Eine wirklich schöne Weiterentwicklung ist der Active I.S. Modus, der den Bildstabilisator noch einmal dahingehend verbessert, dass er auch bei sich schnell bewegenden Motiven richtig gut abliefert. 

Nie wieder verwackelte Aufnahmen

Bei unseren Aufnahmen saß der Autofokus perfekt! Denn auf dem Gebiet hat Panasonic noch einmal ordentlich nachgebessert. In der S5 II wurde nun statt auf einen reinen Kontrast AF, auf einen deutlich schnelleren Phasen Hybrid Autofokus gesetzt. Damit sollte das manchmal doch recht auffällige Fokus-Pumpen älterer Lumix-Modelle der Vergangenheit angehören. Wir finden: Den Unterschied merkt man im Foto- wie im Videomodus auf jeden Fall! Erkannt werden sowohl Menschen, als auch Tiere. 

Die Anschlüsse

Bei der Lumix S5 II wurde wieder auf einen HDMI Typ A Anschluss gesetzt und via USB-C kann die Kamera ganz einfach geladen werden - und das auch im laufenden Betrieb! Zudem können im Dual Kartenslot jetzt auch ZWEI SD UHS II Speicherkarten verwendet werden.

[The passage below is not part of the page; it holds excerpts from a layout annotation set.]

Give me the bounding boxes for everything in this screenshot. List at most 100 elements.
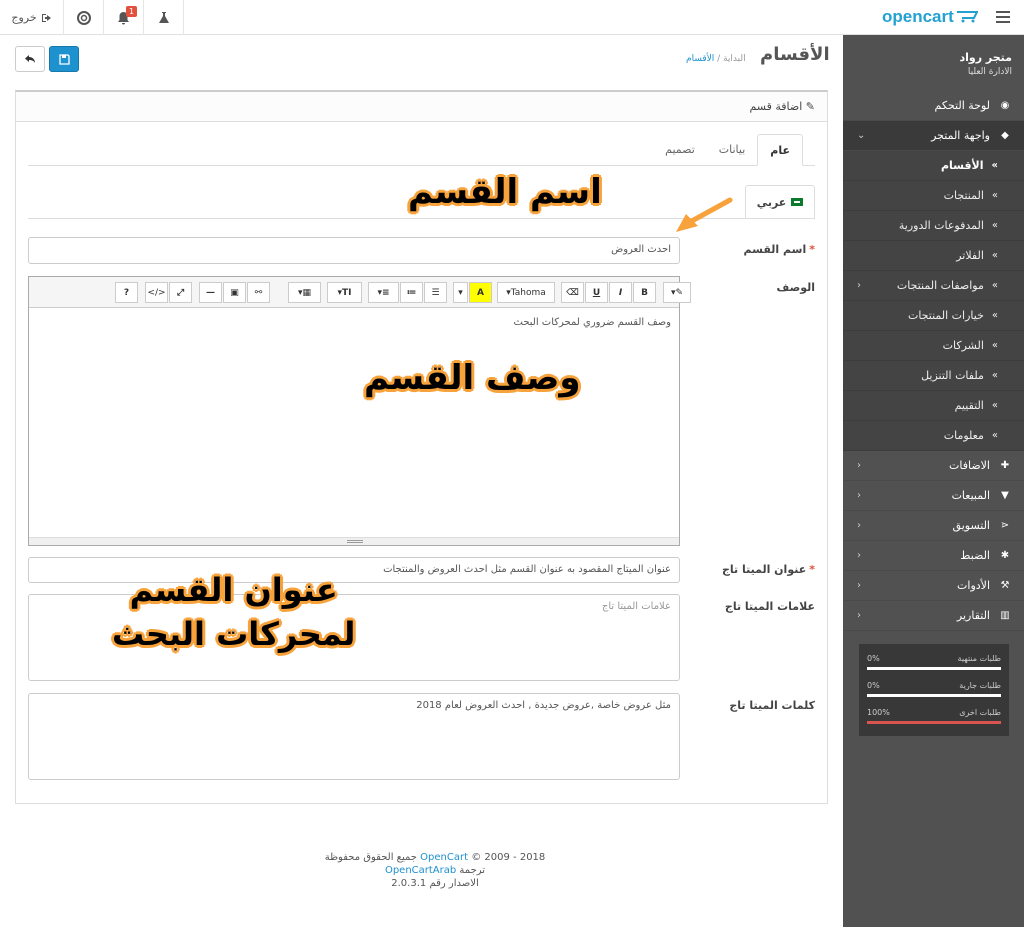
save-icon bbox=[58, 53, 70, 65]
resize-handle[interactable] bbox=[29, 537, 679, 545]
ordered-list-icon[interactable]: ≔ bbox=[400, 282, 423, 303]
sidebar-item-reports[interactable]: ▥ التقارير ‹ bbox=[843, 601, 1024, 631]
annotation-meta: عنوان القسم لمحركات البحث bbox=[112, 568, 355, 656]
double-chevron-icon: » bbox=[991, 310, 998, 321]
pencil-icon: ✎ bbox=[805, 100, 815, 113]
sidebar: متجر رواد الادارة العليا ◉ لوحة التحكم ◆ و… bbox=[843, 35, 1024, 927]
sidebar-item-marketing[interactable]: ⋖ التسويق ‹ bbox=[843, 511, 1024, 541]
sidebar-sub-recurring[interactable]: » المدفوعات الدورية bbox=[843, 211, 1024, 241]
fullscreen-icon[interactable]: ⤢ bbox=[169, 282, 192, 303]
sidebar-item-extensions[interactable]: ✚ الاضافات ‹ bbox=[843, 451, 1024, 481]
stat-processing: طلبات جارية 0% bbox=[867, 681, 1001, 708]
sign-out-icon bbox=[41, 13, 51, 22]
breadcrumb-separator: / bbox=[717, 54, 721, 64]
horizontal-rule-icon[interactable]: — bbox=[199, 282, 222, 303]
life-ring-icon bbox=[76, 10, 91, 25]
double-chevron-icon: » bbox=[991, 430, 998, 441]
bold-button[interactable]: B bbox=[633, 282, 656, 303]
flag-icon bbox=[791, 198, 804, 206]
footer-opencartarab-link[interactable]: OpenCartArab bbox=[385, 865, 456, 876]
eraser-icon[interactable]: ⌫ bbox=[561, 282, 584, 303]
logout-label: خروج bbox=[11, 11, 37, 24]
text-color-button[interactable]: A bbox=[469, 282, 492, 303]
description-editor[interactable]: ▾✎ B I U ⌫ ▾ Tahoma A ▾ ☰ ≔ ▾≡ ▾TI ▾▦ ⚯ … bbox=[28, 276, 691, 546]
paragraph-align-icon[interactable]: ▾≡ bbox=[368, 282, 399, 303]
back-button[interactable] bbox=[15, 46, 45, 72]
sidebar-sub-categories[interactable]: » الأقسام bbox=[843, 151, 1024, 181]
double-chevron-icon: » bbox=[991, 220, 998, 231]
color-dropdown-icon[interactable]: ▾ bbox=[453, 282, 468, 303]
sidebar-sub-label: معلومات bbox=[943, 429, 984, 442]
link-icon[interactable]: ⚯ bbox=[247, 282, 270, 303]
sidebar-sub-products[interactable]: » المنتجات bbox=[843, 181, 1024, 211]
sidebar-sub-label: التقييم bbox=[954, 399, 984, 412]
code-view-icon[interactable]: </> bbox=[145, 282, 168, 303]
sidebar-sub-information[interactable]: » معلومات bbox=[843, 421, 1024, 451]
gear-icon: ✱ bbox=[1000, 550, 1010, 561]
lab-button[interactable] bbox=[144, 0, 184, 35]
sidebar-item-dashboard[interactable]: ◉ لوحة التحكم bbox=[843, 91, 1024, 121]
cart-icon: ▼ bbox=[1001, 490, 1009, 501]
sidebar-sub-downloads[interactable]: » ملفات التنزيل bbox=[843, 361, 1024, 391]
magic-button[interactable]: ▾✎ bbox=[663, 282, 691, 303]
sidebar-item-sales[interactable]: ▼ المبيعات ‹ bbox=[843, 481, 1024, 511]
store-name: متجر رواد bbox=[959, 51, 1013, 64]
italic-button[interactable]: I bbox=[609, 282, 632, 303]
puzzle-icon: ✚ bbox=[1000, 460, 1010, 471]
sidebar-sub-options[interactable]: » خيارات المنتجات bbox=[843, 301, 1024, 331]
tab-design[interactable]: تصميم bbox=[653, 134, 707, 166]
footer-line2: ترجمة OpenCartArab bbox=[384, 865, 486, 876]
sidebar-item-label: التسويق bbox=[952, 519, 990, 532]
menu-toggle-icon[interactable] bbox=[996, 11, 1010, 23]
sidebar-sub-label: الشركات bbox=[942, 339, 984, 352]
sidebar-item-tools[interactable]: ⚒ الأدوات ‹ bbox=[843, 571, 1024, 601]
stat-label: طلبات منتهية bbox=[957, 654, 1001, 663]
panel-title: اضافة قسم bbox=[749, 100, 803, 113]
sidebar-sub-attributes[interactable]: » مواصفات المنتجات ‹ bbox=[843, 271, 1024, 301]
tab-data[interactable]: بيانات bbox=[707, 134, 758, 166]
sidebar-sub-manufacturers[interactable]: » الشركات bbox=[843, 331, 1024, 361]
font-family-select[interactable]: ▾ Tahoma bbox=[497, 282, 555, 303]
category-name-input[interactable]: احدث العروض bbox=[28, 237, 680, 264]
share-icon: ⋖ bbox=[1000, 520, 1010, 531]
top-header: خروج 1 opencart bbox=[0, 0, 1024, 35]
notifications-button[interactable]: 1 bbox=[104, 0, 144, 35]
stat-bar bbox=[867, 721, 1001, 724]
sidebar-item-label: الاضافات bbox=[949, 459, 990, 472]
sidebar-sub-filters[interactable]: » الفلاتر bbox=[843, 241, 1024, 271]
tab-general[interactable]: عام bbox=[757, 134, 803, 166]
breadcrumb-current[interactable]: الأقسام bbox=[686, 54, 714, 64]
stat-label: طلبات جارية bbox=[959, 681, 1001, 690]
stat-bar bbox=[867, 667, 1001, 670]
unordered-list-icon[interactable]: ☰ bbox=[424, 282, 447, 303]
stat-percent: 0% bbox=[867, 681, 880, 690]
table-icon[interactable]: ▾▦ bbox=[288, 282, 321, 303]
line-height-icon[interactable]: ▾TI bbox=[327, 282, 362, 303]
flask-icon bbox=[158, 12, 169, 23]
help-icon[interactable]: ? bbox=[115, 282, 138, 303]
annotation-name: اسم القسم bbox=[408, 172, 602, 212]
opencart-logo[interactable]: opencart bbox=[882, 7, 978, 27]
dashboard-icon: ◉ bbox=[1000, 100, 1010, 111]
sidebar-item-settings[interactable]: ✱ الضبط ‹ bbox=[843, 541, 1024, 571]
image-icon[interactable]: ▣ bbox=[223, 282, 246, 303]
page-title: الأقسام bbox=[760, 44, 830, 65]
sidebar-sub-reviews[interactable]: » التقييم bbox=[843, 391, 1024, 421]
logout-button[interactable]: خروج bbox=[0, 0, 64, 35]
sidebar-item-catalog[interactable]: ◆ واجهة المتجر ⌄ bbox=[843, 121, 1024, 151]
profile: متجر رواد الادارة العليا bbox=[843, 35, 1024, 91]
double-chevron-icon: » bbox=[991, 280, 998, 291]
breadcrumb-home[interactable]: البداية bbox=[723, 54, 746, 64]
footer-opencart-link[interactable]: OpenCart bbox=[420, 852, 468, 863]
notification-badge: 1 bbox=[126, 6, 138, 17]
chevron-left-icon: ‹ bbox=[857, 550, 861, 561]
help-button[interactable] bbox=[64, 0, 104, 35]
language-tab-arabic[interactable]: عربي bbox=[745, 185, 815, 218]
breadcrumb: البداية / الأقسام bbox=[686, 54, 746, 64]
description-content[interactable]: وصف القسم ضروري لمحركات البحث bbox=[29, 308, 679, 337]
underline-button[interactable]: U bbox=[585, 282, 608, 303]
tab-bar: عام بيانات تصميم bbox=[28, 134, 815, 166]
sidebar-item-label: التقارير bbox=[956, 609, 990, 622]
save-button[interactable] bbox=[49, 46, 79, 72]
meta-keywords-textarea[interactable]: مثل عروض خاصة ,عروض جديدة , احدث العروض … bbox=[28, 693, 680, 780]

Eine Kamera, die sich an Deine Bedürfnisse anpasst

Mit einem langen Druck auf die einzelnen Bedienelemente kann man diesen ganz einfach und intuitiv neue Funktionen zuweisen. Dies bietet Dir die Möglichkeit, blitzschnell auf die passenden Einstellungen für sich verändernde Motive zuzugreifen und keinen Moment mehr zu verpassen.

Unser Fazit

Die Lumix S5 II ist eine sehr gut gelungene Weiterentwicklung ihrer Vorgängerin und als Hybridkamera bestens für alle Foto- UND Video-Ethusiasten geeignet. Oder eben einfach für diejenigen, die sich nicht nur auf eines festlegen möchten.